2.4. Study Procedures

Baseline

Treatment as usual was in effect during the entire baseline period. Clients were assigned a primary counselor at intake and followed the standard treatment expectations described above.

P4P intervention

The P4P incentive program targeted two distinct endpoints, 1) number of individual and group therapy sessions attended by clients, and 2) rate of client retention for at least 90 days. Although clients were generally expected to attend 2-3 therapy sessions per week, clinic records prior to the study indicated that actual attendance was once per week on average. Based on this information, targeted attendance rate during the first 2 months of treatment for counselor incentives was set at 5 or more therapy sessions per month (any combination of individual and group). Counselors received a bonus of $10 for each client who had attended 5 - 6 therapy sessions in one month and $25 for each client who attended 7 or more therapy sessions (twice weekly attendance would be about 8 sessions per month). Attendance bonuses were paid to counselors during the client's first 2 months in treatment. Thus, counselors had the opportunity to earn up to $50 per client based on attendance. Attendance bonuses were paid out weekly in cash for clients in each counselor's caseload who had reached their 30 or 60 day treatment milestones during the prior week.

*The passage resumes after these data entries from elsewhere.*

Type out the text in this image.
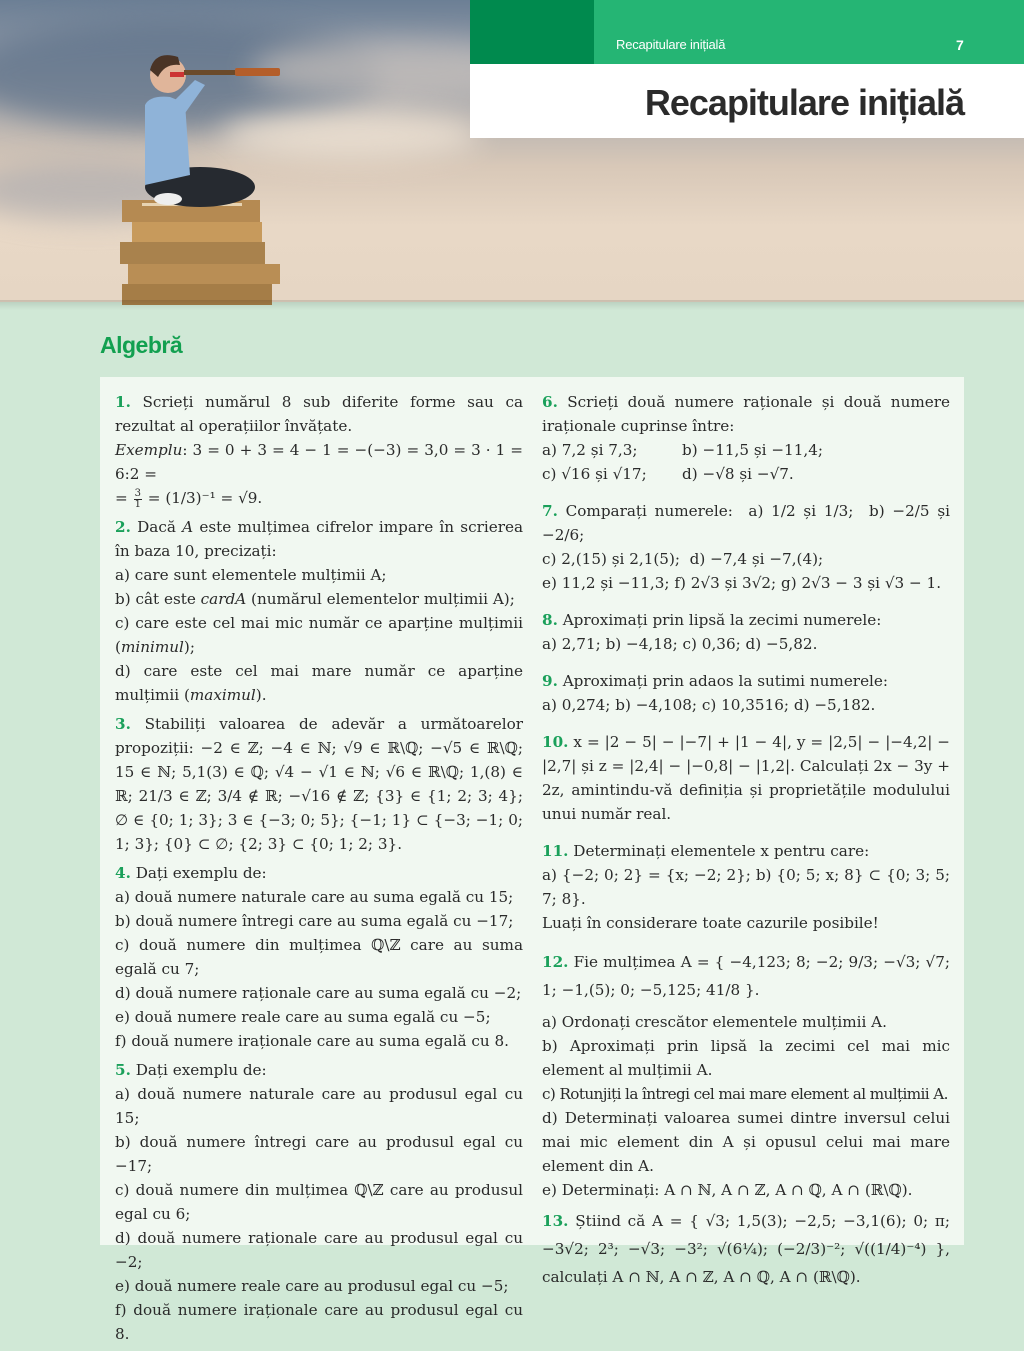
Recapitulare inițială	7
Recapitulare inițială
Algebră

1. Scrieți numărul 8 sub diferite forme sau ca rezultat al operațiilor învățate.

Exemplu: 3 = 0 + 3 = 4 − 1 = −(−3) = 3,0 = 3 · 1 = 6:2 =

= $\frac{3}{1} = (1/3)^{-1} = √9$.

2. Dacă A este mulțimea cifrelor impare în scrierea în baza 10, precizați:

a) care sunt elementele mulțimii A;

b) cât este cardA (numărul elementelor mulțimii A);

c) care este cel mai mic număr ce aparține mulțimii (minimul);

d) care este cel mai mare număr ce aparține mulțimii (maximul).

3. Stabiliți valoarea de adevăr a următoarelor propoziții: −2 ∈ ℤ; −4 ∈ ℕ; √9 ∈ ℝ\ℚ; −√5 ∈ ℝ\ℚ; 15 ∈ ℕ; 5,1(3) ∈ ℚ; √4 − √1 ∈ ℕ; √6 ∈ ℝ\ℚ; 1,(8) ∈ ℝ; 21/3 ∈ ℤ; 3/4 ∉ ℝ; −√16 ∉ ℤ; {3} ∈ {1; 2; 3; 4}; ∅ ∈ {0; 1; 3}; 3 ∈ {−3; 0; 5}; {−1; 1} ⊂ {−3; −1; 0; 1; 3}; {0} ⊂ ∅; {2; 3} ⊂ {0; 1; 2; 3}.

4. Dați exemplu de:

a) două numere naturale care au suma egală cu 15;

b) două numere întregi care au suma egală cu −17;

c) două numere din mulțimea ℚ\ℤ care au suma egală cu 7;

d) două numere raționale care au suma egală cu −2;

e) două numere reale care au suma egală cu −5;

f) două numere iraționale care au suma egală cu 8.

5. Dați exemplu de:

a) două numere naturale care au produsul egal cu 15;

b) două numere întregi care au produsul egal cu −17;

c) două numere din mulțimea ℚ\ℤ care au produsul egal cu 6;

d) două numere raționale care au produsul egal cu −2;

e) două numere reale care au produsul egal cu −5;

f) două numere iraționale care au produsul egal cu 8.

6. Scrieți două numere raționale și două numere iraționale cuprinse între:

a) 7,2 și 7,3;	b) −11,5 și −11,4;

c) √16 și √17; d) −√8 și −√7.

7. Comparați numerele: a) 1/2 și 1/3; b) −2/5 și −2/6;

c) 2,(15) și 2,1(5); d) −7,4 și −7,(4);

e) 11,2 și −11,3; f) 2√3 și 3√2; g) 2√3 − 3 și √3 − 1.

8. Aproximați prin lipsă la zecimi numerele:

a) 2,71; b) −4,18; c) 0,36; d) −5,82.

9. Aproximați prin adaos la sutimi numerele:

a) 0,274; b) −4,108; c) 10,3516; d) −5,182.

10. x = |2 − 5| − |−7| + |1 − 4|, y = |2,5| − |−4,2| − |2,7| și z = |2,4| − |−0,8| − |1,2|. Calculați 2x − 3y + 2z, amintindu-vă definiția și proprietățile modulului unui număr real.

11. Determinați elementele x pentru care:

a) {−2; 0; 2} = {x; −2; 2}; b) {0; 5; x; 8} ⊂ {0; 3; 5; 7; 8}.

Luați în considerare toate cazurile posibile!

12. Fie mulțimea A = { −4,123; 8; −2; 9/3; −√3; √7; 1; −1,(5); 0; −5,125; 41/8 }.

a) Ordonați crescător elementele mulțimii A.

b) Aproximați prin lipsă la zecimi cel mai mic element al mulțimii A.

c) Rotunjiți la întregi cel mai mare element al mulțimii A.

d) Determinați valoarea sumei dintre inversul celui mai mic element din A și opusul celui mai mare element din A.

e) Determinați: A ∩ ℕ, A ∩ ℤ, A ∩ ℚ, A ∩ (ℝ\ℚ).

13. Știind că A = { √3; 1,5(3); −2,5; −3,1(6); 0; π; −3√2; 2³; −√3; −3²; √(6¼); (−2/3)⁻²; √((1/4)⁻⁴) }, calculați A ∩ ℕ, A ∩ ℤ, A ∩ ℚ, A ∩ (ℝ\ℚ).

In addition to the attendance bonuses, counselors were eligible to earn bonuses based on 90-day retention rates of their caseload. In order to avoid treatment termination and be coded as retained for 90 days, clients needed to attend at least one session in any given 30 day period and to complete one session on or after Day 90 of treatment. Retention criteria for the study was based on 90-day retention benchmarks that had been set at 65% by the local block grant funding agency. Full-time counselors were eligible for quarterly cash bonuses of $100, $150, $175, or $200 if the retention rate of each 3-month cohort of their own clients met target benchmarks of 65%, 75%, 85%, or 95% retention respectively. For counselors with partial adult caseloads, retention bonuses were to be paid at 6-month intervals. Thus, they were eligible for half the bonus amounts available to full time counselors because of smaller caseloads. Interns with very small caseloads (typically 1-4 clients) could earn a $15 bonus for each client retained for 90 days.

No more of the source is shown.